Antes de passar aos ataques ao PT e ao governo do presidente Lula, aparentemente recomendados pelo Manual de Redação de sua empresa, Josias de Souza afirma: "A indústria da informação tirou do noticiário que produziu as suas próprias confusões. Crente na perspectiva da bonança, traçou planos expansionistas. Contraiu empréstimos em dólar. Plantou em seus balanços encrencas milionárias. Colhe agora a tempestade."

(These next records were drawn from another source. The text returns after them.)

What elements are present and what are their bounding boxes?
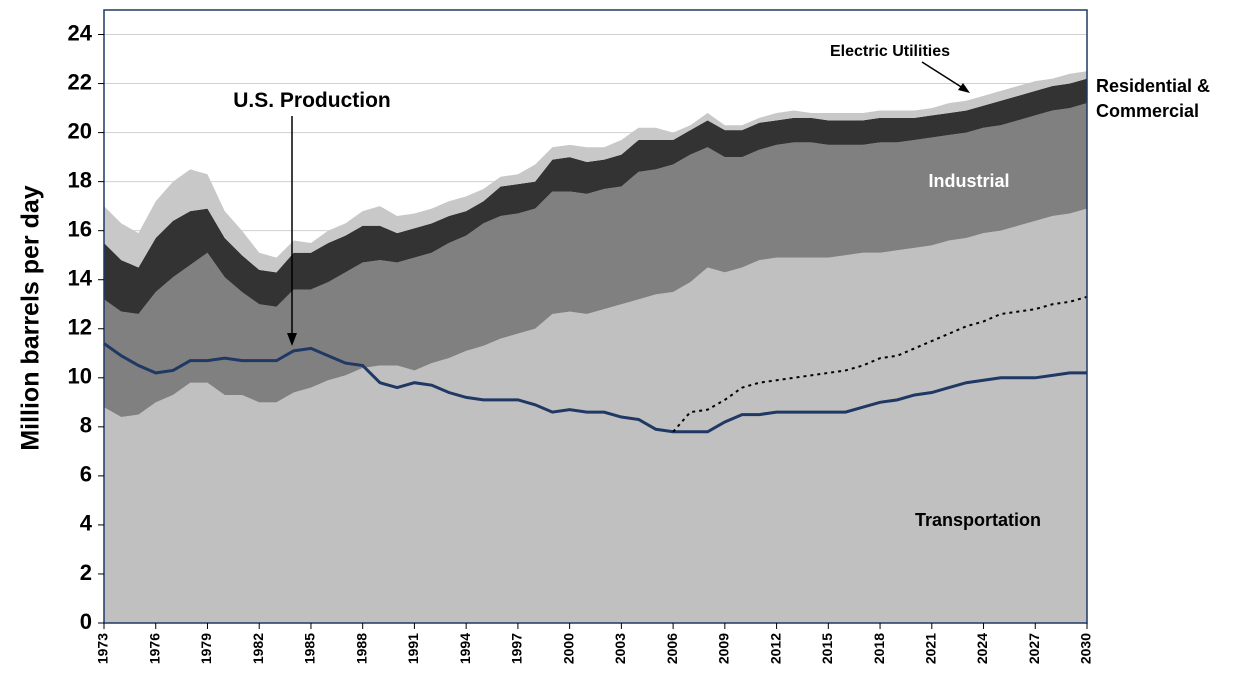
x-tick-label: 2018 [871,633,887,664]
series-label: Transportation [915,510,1041,530]
x-tick-label: 2009 [716,633,732,664]
series-label: Industrial [928,171,1009,191]
y-tick-label: 24 [68,20,93,45]
x-tick-label: 1979 [198,633,214,664]
plot-border [103,9,1088,624]
y-tick-label: 6 [80,462,92,487]
x-tick-label: 2030 [1078,633,1094,664]
y-tick-label: 22 [68,69,92,94]
series-label: U.S. Production [233,89,391,112]
area [104,208,1087,623]
line [103,342,1087,434]
x-tick-label: 1985 [302,633,318,664]
y-tick-label: 16 [68,216,92,241]
y-tick-label: 18 [68,167,92,192]
x-tick-label: 1997 [509,633,525,664]
y-tick-label: 12 [68,315,92,340]
y-axis-label: Million barrels per day [17,185,45,450]
y-tick-label: 8 [80,413,92,438]
y-tick-label: 20 [68,118,92,143]
arrow-head [287,333,297,346]
x-tick-label: 1994 [457,633,473,664]
x-tick-label: 1988 [353,633,369,664]
x-tick-label: 2012 [767,633,783,664]
line [672,295,1088,433]
y-tick-label: 10 [68,364,92,389]
y-tick-label: 4 [80,511,93,536]
series-label: Residential & Commercial [1096,76,1211,121]
x-tick-label: 1991 [405,633,421,664]
area [104,103,1087,418]
y-tick-label: 14 [68,266,93,291]
y-tick-label: 0 [80,609,92,634]
annotation-arrow [921,61,967,91]
x-tick-label: 2015 [819,633,835,664]
x-tick-label: 2000 [560,633,576,664]
x-tick-label: 2027 [1026,633,1042,664]
x-tick-label: 1973 [95,633,111,664]
area [104,78,1087,315]
x-tick-label: 1976 [146,633,162,664]
series-label: Electric Utilities [830,43,950,60]
arrow-head [958,83,970,93]
x-tick-label: 1982 [250,633,266,664]
x-tick-label: 2006 [664,633,680,664]
x-tick-label: 2003 [612,633,628,664]
x-tick-label: 2024 [974,633,990,664]
y-tick-label: 2 [80,560,92,585]
area [104,71,1087,273]
x-tick-label: 2021 [922,633,938,664]
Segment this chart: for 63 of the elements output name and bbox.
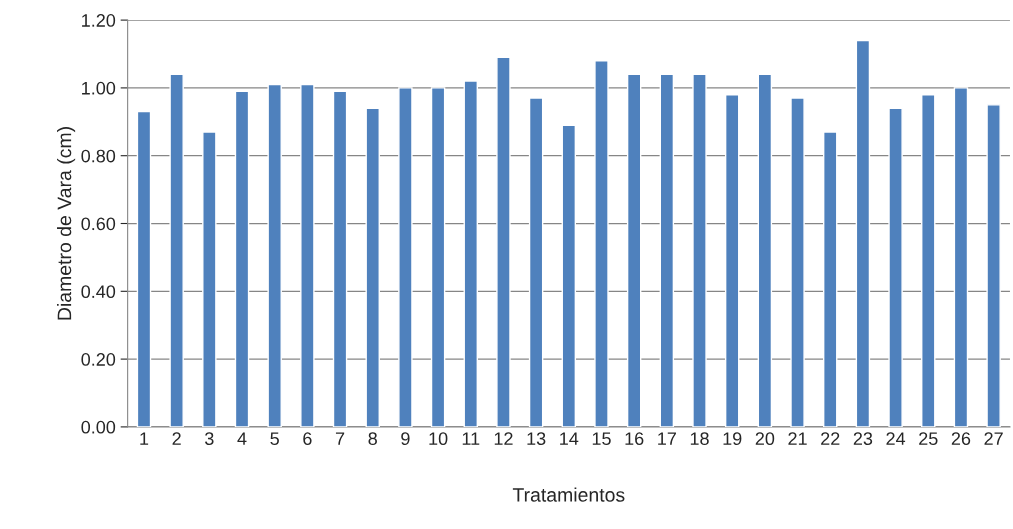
y-tick-label: 0.80 (81, 149, 116, 163)
x-tick-label: 11 (462, 432, 480, 445)
x-tick-label: 10 (429, 432, 448, 446)
x-tick-label: 25 (919, 432, 938, 446)
bar (953, 87, 969, 427)
bar (332, 90, 348, 427)
x-tick-label: 14 (560, 432, 579, 445)
x-tick-label: 6 (303, 432, 312, 446)
bar (594, 60, 609, 427)
bar (430, 87, 446, 427)
x-tick-label: 26 (951, 432, 971, 446)
bar (888, 107, 903, 427)
y-tick-label: 1.20 (82, 14, 116, 27)
x-tick-label: 24 (886, 432, 906, 445)
bar (724, 93, 740, 427)
x-tick-label: 12 (494, 432, 513, 445)
x-tick-label: 23 (853, 432, 873, 446)
bar (561, 124, 577, 427)
bar (136, 110, 152, 427)
y-tick-label: 0.60 (81, 217, 116, 231)
x-tick-label: 1 (140, 432, 149, 445)
y-tick-label: 1.00 (82, 81, 116, 95)
bar (398, 87, 413, 427)
bar (300, 83, 315, 427)
x-tick-label: 18 (690, 432, 709, 446)
x-tick-label: 7 (335, 432, 345, 445)
bar (692, 73, 707, 427)
x-tick-label: 19 (723, 432, 742, 446)
bar (463, 80, 478, 427)
x-tick-label: 8 (368, 432, 377, 446)
x-tick-label: 21 (788, 432, 807, 445)
x-axis-title: Tratamientos (512, 487, 625, 502)
x-tick-label: 17 (658, 432, 676, 445)
x-tick-label: 2 (172, 432, 181, 445)
x-tick-label: 22 (821, 432, 840, 445)
x-tick-label: 9 (401, 432, 410, 446)
x-tick-label: 16 (625, 432, 644, 446)
x-tick-label: 4 (237, 432, 247, 445)
bar (496, 56, 511, 427)
x-tick-label: 15 (592, 432, 611, 446)
bar (659, 73, 675, 427)
y-axis-title: Diametro de Vara (cm) (57, 127, 76, 320)
bar (986, 104, 1001, 427)
x-tick-label: 13 (527, 432, 546, 446)
bar (365, 107, 380, 427)
bar (528, 97, 544, 427)
bar (267, 83, 282, 427)
y-tick-label: 0.00 (81, 420, 116, 434)
bar (234, 90, 250, 427)
y-tick-label: 0.20 (81, 353, 116, 366)
bar (757, 73, 773, 427)
x-tick-label: 20 (755, 432, 775, 446)
x-tick-label: 5 (270, 432, 279, 446)
bar (626, 73, 642, 427)
y-tick-label: 0.40 (81, 285, 116, 299)
bar (855, 39, 871, 427)
bar (169, 73, 184, 427)
bar (790, 97, 805, 427)
bar (202, 131, 217, 427)
bar (921, 93, 936, 427)
x-tick-label: 3 (205, 432, 214, 446)
bar (822, 131, 838, 427)
x-tick-label: 27 (984, 432, 1003, 445)
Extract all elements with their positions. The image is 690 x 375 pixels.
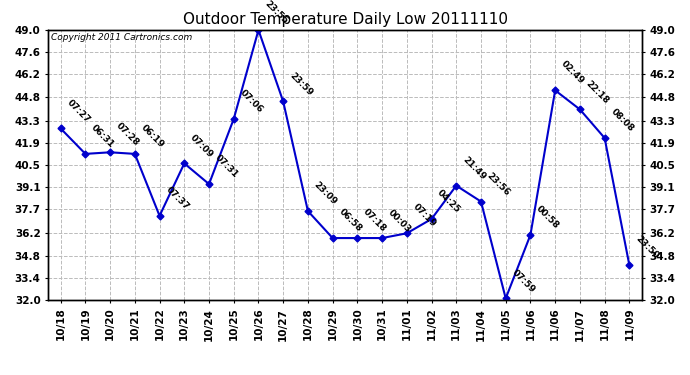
Text: 07:28: 07:28 (115, 122, 141, 148)
Text: 07:31: 07:31 (213, 153, 240, 180)
Text: Copyright 2011 Cartronics.com: Copyright 2011 Cartronics.com (51, 33, 193, 42)
Text: 07:06: 07:06 (238, 88, 264, 115)
Text: 23:59: 23:59 (287, 70, 314, 97)
Text: 23:50: 23:50 (633, 234, 660, 261)
Title: Outdoor Temperature Daily Low 20111110: Outdoor Temperature Daily Low 20111110 (182, 12, 508, 27)
Text: 07:59: 07:59 (510, 267, 537, 294)
Text: 06:31: 06:31 (90, 123, 116, 150)
Text: 06:58: 06:58 (337, 207, 364, 234)
Text: 07:09: 07:09 (188, 133, 215, 159)
Text: 00:58: 00:58 (535, 204, 561, 231)
Text: 23:09: 23:09 (312, 180, 339, 207)
Text: 02:49: 02:49 (560, 60, 586, 86)
Text: 07:27: 07:27 (65, 98, 92, 124)
Text: 23:56: 23:56 (485, 171, 512, 197)
Text: 07:18: 07:18 (362, 207, 388, 234)
Text: 00:03: 00:03 (386, 207, 413, 234)
Text: 23:55: 23:55 (263, 0, 289, 26)
Text: 21:49: 21:49 (460, 155, 487, 182)
Text: 06:19: 06:19 (139, 123, 166, 150)
Text: 08:08: 08:08 (609, 107, 635, 134)
Text: 22:18: 22:18 (584, 79, 611, 105)
Text: 07:19: 07:19 (411, 202, 437, 229)
Text: 04:25: 04:25 (435, 188, 462, 215)
Text: 07:37: 07:37 (164, 185, 190, 211)
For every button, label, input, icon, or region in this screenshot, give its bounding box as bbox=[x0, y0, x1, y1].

E ele vai em frente: "Vítima de si mesma, a mídia virou notícia. O setor atravessa uma crise sem precedentes. Talvez a maior dos últimos 50 anos. Com o destino atado a um iminente socorro financeiro do BNDES, a maioria das empresas de comunicação encontra-se exilada de suas certezas. O consenso econômico em decomposição é o incômodo local do exílio."
"Nós, mercadores da informação, devemos à clientela uma boa explicação. Consumidores mais atentos já se perguntam: por que acreditar em produtores de notícias que não foram capazes de iluminar o próprio futuro?"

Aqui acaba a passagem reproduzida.